Children breathe more rapidly and inhale more pollutants per pound of body weight than adults; children are especially vulnerable to respiratory hazards that maybe in the air in and around their schools and homes.

An asthma attack also affects the quality of a child’s life by contributing towards school avoidance and certain activities. Children often fall asleep in class who suffer from night time Asthma symptoms. Side effects from certain medicines can also hamper the child’s ability to concentrate properly.

Asthma is a life threatening condition and is the cause of 246 deaths in children annually.

The school nurse has a critical role in coordinating an effective Asthma management activities in schools. They are responsible for promoting communication about the child’s condition to parents, school staff and healthcare workers. An Asthma management plan and protocols must be developed that monitors the child’s Asthma condition during school hours.

There are numerous ways for a school nurse to manage students with Asthma:

  • Educating the student and his/her family in asthma management, and proper use of treatment and management devices, such as peak flow meters, metered dose inhalers, and nebulizers.
  • Delivering asthma self management lessons.
  • Gathering asthma materials and resources for students, parents, and staff.
  • Developing an asthma management policy or plan for the school in crisis situations.
  • Helping parents understand the importance of sharing appropriate information about the child’s asthma with the school nurse and others in the school community involved with the child.

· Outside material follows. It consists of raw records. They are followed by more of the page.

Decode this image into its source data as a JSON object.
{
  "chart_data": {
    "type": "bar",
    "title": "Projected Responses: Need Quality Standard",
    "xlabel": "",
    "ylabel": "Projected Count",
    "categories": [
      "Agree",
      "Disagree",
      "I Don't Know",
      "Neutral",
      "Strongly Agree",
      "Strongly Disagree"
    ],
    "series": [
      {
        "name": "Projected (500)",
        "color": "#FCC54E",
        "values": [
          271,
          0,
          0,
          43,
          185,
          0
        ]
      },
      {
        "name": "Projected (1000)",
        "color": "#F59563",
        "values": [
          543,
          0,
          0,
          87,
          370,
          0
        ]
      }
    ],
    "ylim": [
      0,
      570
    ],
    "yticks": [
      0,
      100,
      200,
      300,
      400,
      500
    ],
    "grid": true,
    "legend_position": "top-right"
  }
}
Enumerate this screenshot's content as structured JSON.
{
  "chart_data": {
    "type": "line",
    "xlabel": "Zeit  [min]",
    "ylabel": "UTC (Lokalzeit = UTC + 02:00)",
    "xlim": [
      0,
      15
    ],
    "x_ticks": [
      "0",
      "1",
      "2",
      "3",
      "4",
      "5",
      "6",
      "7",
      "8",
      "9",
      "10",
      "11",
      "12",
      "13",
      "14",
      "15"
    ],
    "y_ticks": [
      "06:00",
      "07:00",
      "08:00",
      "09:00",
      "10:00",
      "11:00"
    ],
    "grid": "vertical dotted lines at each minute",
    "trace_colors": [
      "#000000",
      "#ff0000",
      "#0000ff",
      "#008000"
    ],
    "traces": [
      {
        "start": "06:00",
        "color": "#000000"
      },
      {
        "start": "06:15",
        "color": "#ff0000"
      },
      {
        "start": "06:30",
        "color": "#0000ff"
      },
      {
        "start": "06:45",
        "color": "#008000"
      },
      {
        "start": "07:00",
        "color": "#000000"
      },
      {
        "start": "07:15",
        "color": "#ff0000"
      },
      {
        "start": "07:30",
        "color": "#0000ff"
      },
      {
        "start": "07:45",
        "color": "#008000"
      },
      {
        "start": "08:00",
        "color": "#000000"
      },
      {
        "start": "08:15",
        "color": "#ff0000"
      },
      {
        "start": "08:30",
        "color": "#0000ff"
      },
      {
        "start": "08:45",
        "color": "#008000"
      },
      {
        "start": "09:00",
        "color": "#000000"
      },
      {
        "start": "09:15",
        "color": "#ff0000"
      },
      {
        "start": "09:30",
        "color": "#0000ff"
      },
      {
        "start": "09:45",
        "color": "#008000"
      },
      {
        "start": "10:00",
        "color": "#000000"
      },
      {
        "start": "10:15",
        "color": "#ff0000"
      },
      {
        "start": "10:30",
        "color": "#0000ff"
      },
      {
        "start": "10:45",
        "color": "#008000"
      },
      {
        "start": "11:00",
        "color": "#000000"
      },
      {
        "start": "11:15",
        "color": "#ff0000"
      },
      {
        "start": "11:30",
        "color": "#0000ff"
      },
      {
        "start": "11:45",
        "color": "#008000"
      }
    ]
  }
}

The purpose of Asthma management is to prevent permanent lung damage or abnormal lung function while living a symptom free and normal life. Good Asthma management depends on the doctor as well as the individual. Proper education by healthcare professionals means that the patient can effectively manage the condition between doctor visits.

Remember, an Asthma attack can result in a life or death situation so ensure that your child’s school follows effective Asthma management plans.